Scott Wilson, White House correspondent for The Washington Post, has won the 25th annual Gerald R. Ford Prize for Distinguished Reporting on the Presidency. The $5,000 award recognizes journalists whose high standards for accuracy and substance help foster a better public understanding of the Presidency. This year, the award will be presented by Steve Ford, son of the late President Gerald R. Ford and Chairman of the Gerald R. Ford Presidential Foundation, at a National Press Club luncheon in June. Following the presentation of the award, Chris Matthews will address the audience.

When announcing their decision to award Scott Wilson the Gerald R. Ford Prize for Distinguished Reporting on Presidency in 2011, the judges issued the following statement:

“The judging committee has selected Scott Wilson of The Washington Post as the winner of the 25th annual Gerald R. Ford Prize for Distinguished Reporting on the Presidency.

Covering the presidency with distinction in modern times is uniquely challenging. A large number of highly talented reporters – often the best in their respective organizations – are all pursuing the same news of the day, with a limited number of disciplined sources. Extreme pressure can be applied on those who go outside the familiar narrative. In this environment that encourages conformity, Scott Wilson of The Washington Post stands out as a non-conformist, bringing his readers on-the-scene analysis of White House activity that is not available anywhere else. He readily places events in historical context; he illustrates colorfully with anecdotes and first-hand observation; he explains motivations; he reports both on what the President does and, equally important, on what the President does not do. In short, he educates his readers and helps them put the confusing din of daily news coverage into an understandable context.

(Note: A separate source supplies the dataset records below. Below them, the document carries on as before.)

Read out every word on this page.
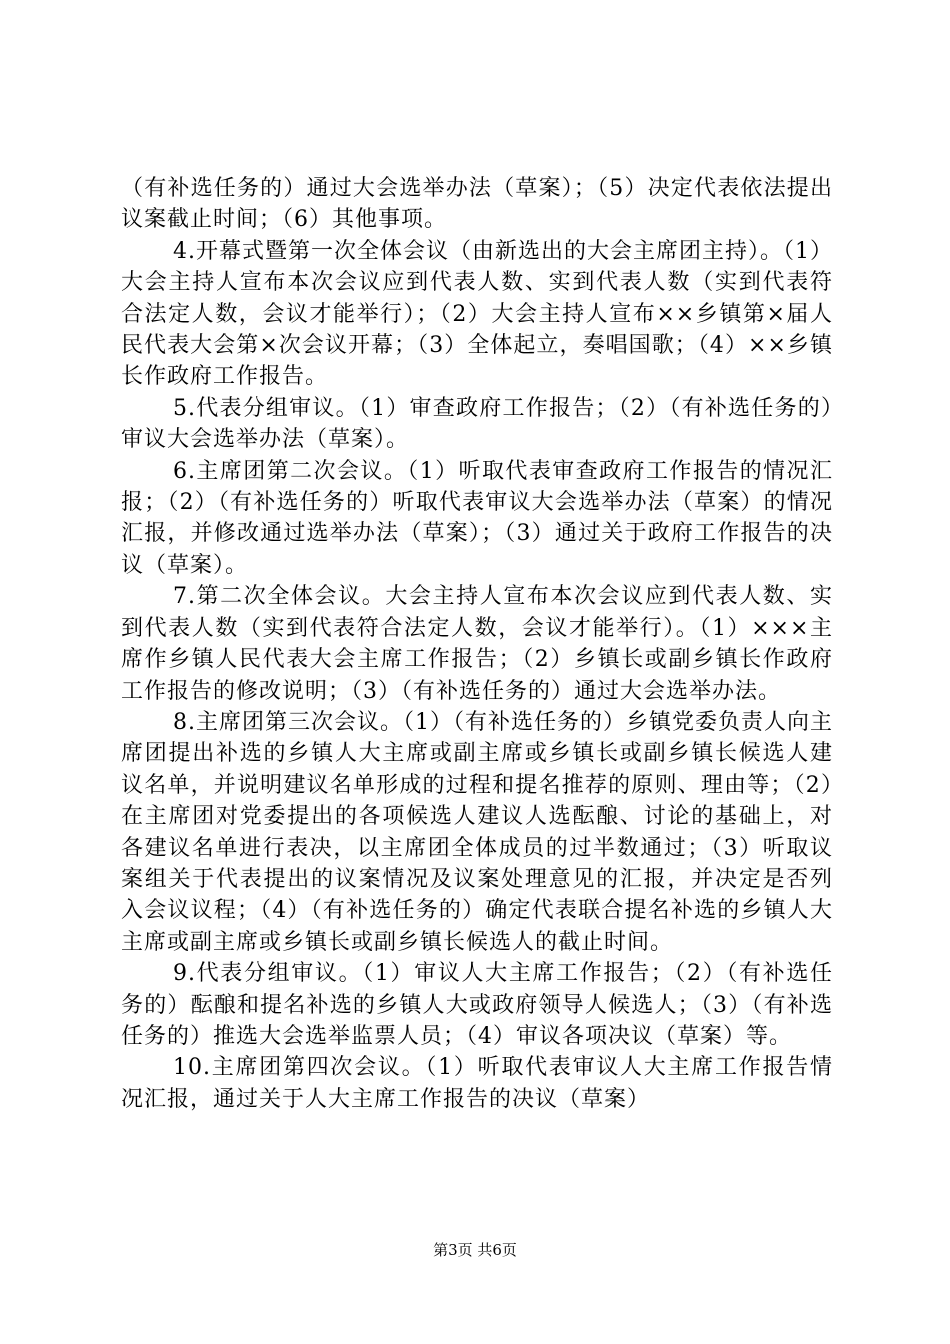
（有补选任务的）通过大会选举办法（草案）；（5）决定代表依法提出议案截止时间；（6）其他事项。

4.开幕式暨第一次全体会议（由新选出的大会主席团主持）。（1）大会主持人宣布本次会议应到代表人数、实到代表人数（实到代表符合法定人数，会议才能举行）；（2）大会主持人宣布××乡镇第×届人民代表大会第×次会议开幕；（3）全体起立，奏唱国歌；（4）××乡镇长作政府工作报告。

5.代表分组审议。（1）审查政府工作报告；（2）（有补选任务的）审议大会选举办法（草案）。

6.主席团第二次会议。（1）听取代表审查政府工作报告的情况汇报；（2）（有补选任务的）听取代表审议大会选举办法（草案）的情况汇报，并修改通过选举办法（草案）；（3）通过关于政府工作报告的决议（草案）。

7.第二次全体会议。大会主持人宣布本次会议应到代表人数、实到代表人数（实到代表符合法定人数，会议才能举行）。（1）×××主席作乡镇人民代表大会主席工作报告；（2）乡镇长或副乡镇长作政府工作报告的修改说明；（3）（有补选任务的）通过大会选举办法。

8.主席团第三次会议。（1）（有补选任务的）乡镇党委负责人向主席团提出补选的乡镇人大主席或副主席或乡镇长或副乡镇长候选人建议名单，并说明建议名单形成的过程和提名推荐的原则、理由等；（2）在主席团对党委提出的各项候选人建议人选酝酿、讨论的基础上，对各建议名单进行表决，以主席团全体成员的过半数通过；（3）听取议案组关于代表提出的议案情况及议案处理意见的汇报，并决定是否列入会议议程；（4）（有补选任务的）确定代表联合提名补选的乡镇人大主席或副主席或乡镇长或副乡镇长候选人的截止时间。

9.代表分组审议。（1）审议人大主席工作报告；（2）（有补选任务的）酝酿和提名补选的乡镇人大或政府领导人候选人；（3）（有补选任务的）推选大会选举监票人员；（4）审议各项决议（草案）等。

10.主席团第四次会议。（1）听取代表审议人大主席工作报告情况汇报，通过关于人大主席工作报告的决议（草案）

第3页 共6页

Wilson is able to write critically without being offensive or partisan. He reaches out broadly to sources both inside and outside the White House, yielding an even-handed perspective on the performance and results of the Obama presidency He is equally at home with domestic and foreign policy, politics, and personalities. Wilson is adept at spotting a trend and explaining it,and his reportage frequently becomes the instantly-accepted wisdom in Washington.

Scott Wilson writes for the serious reader, and consistently meets that reader’s expectations. In every respect, the judges found his reporting on the presidency in 2011 outstanding.”

The judges for this year’s contest were:
Chair, John P. McConnell, former Deputy Assistant to the President and Senior Speechwriter to the President and Vice President; David Beckwith, former White House correspondent, Time Magazine, and former press secretary the Vice President; Paul Hagner, Adjunct Professor, Albion College; Candice Nelson, Associate Professor of Government and Director of American University’s Campaign Management Institute; Ron Nessen, Journalist in Residence at the Brookings Institution in Washington, former press secretary for President Ford; Mark Rozell, Professor of Public Policy at George Mason University.

The Gerald R. Ford Presidential Foundation sponsors the Gerald R. Ford Journalism Prizes for Distinguished Reporting on the Presidency and Distinguished Reporting on National Defense to recognize and encourage thoughtful, insightful, and enterprising work by journalists covering the presidency and national defense. The Foundation is a private, nonprofit, nonpartisan corporation whose programs are supported entirely by contributions and bequests in an effort to honor President Ford’s sustained commitment to public service.

For more information about the annual prize or previous winners contact: Joe Calvaruso, Gerald R. Ford Presidential Foundation, 303 Pearl Street NW, Grand Rapids, MI 49504-5353, (616) 254-0397, or visit our website at .

This year’s winner:
Scott Wilson is a White House correspondent for the Washington Post. He previously served as the paper’s deputy assistant managing editor for foreign news, Jerusalem bureau chief, Middle East correspondent based in Amman, Jordan, and Andean bureau chief based in Bogotá, Colombia. He has received awards and citations from the Overseas Press Club and the Inter American Press Association for his work abroad, and he won the 2012 Aldo Beckman Memorial Award given by the White House Correspondents’ Association for his coverage of the Obama administration. A native of Santa Barbara, Ca., Wilson began at the Post in 1997. He is a graduate of Amherst College and the Columbia Graduate School of Journalism, where he won the David Marcus Eibel Scholarship Award. He lives in Glen Echo, Maryland, with his wife, Andrea, and their three children.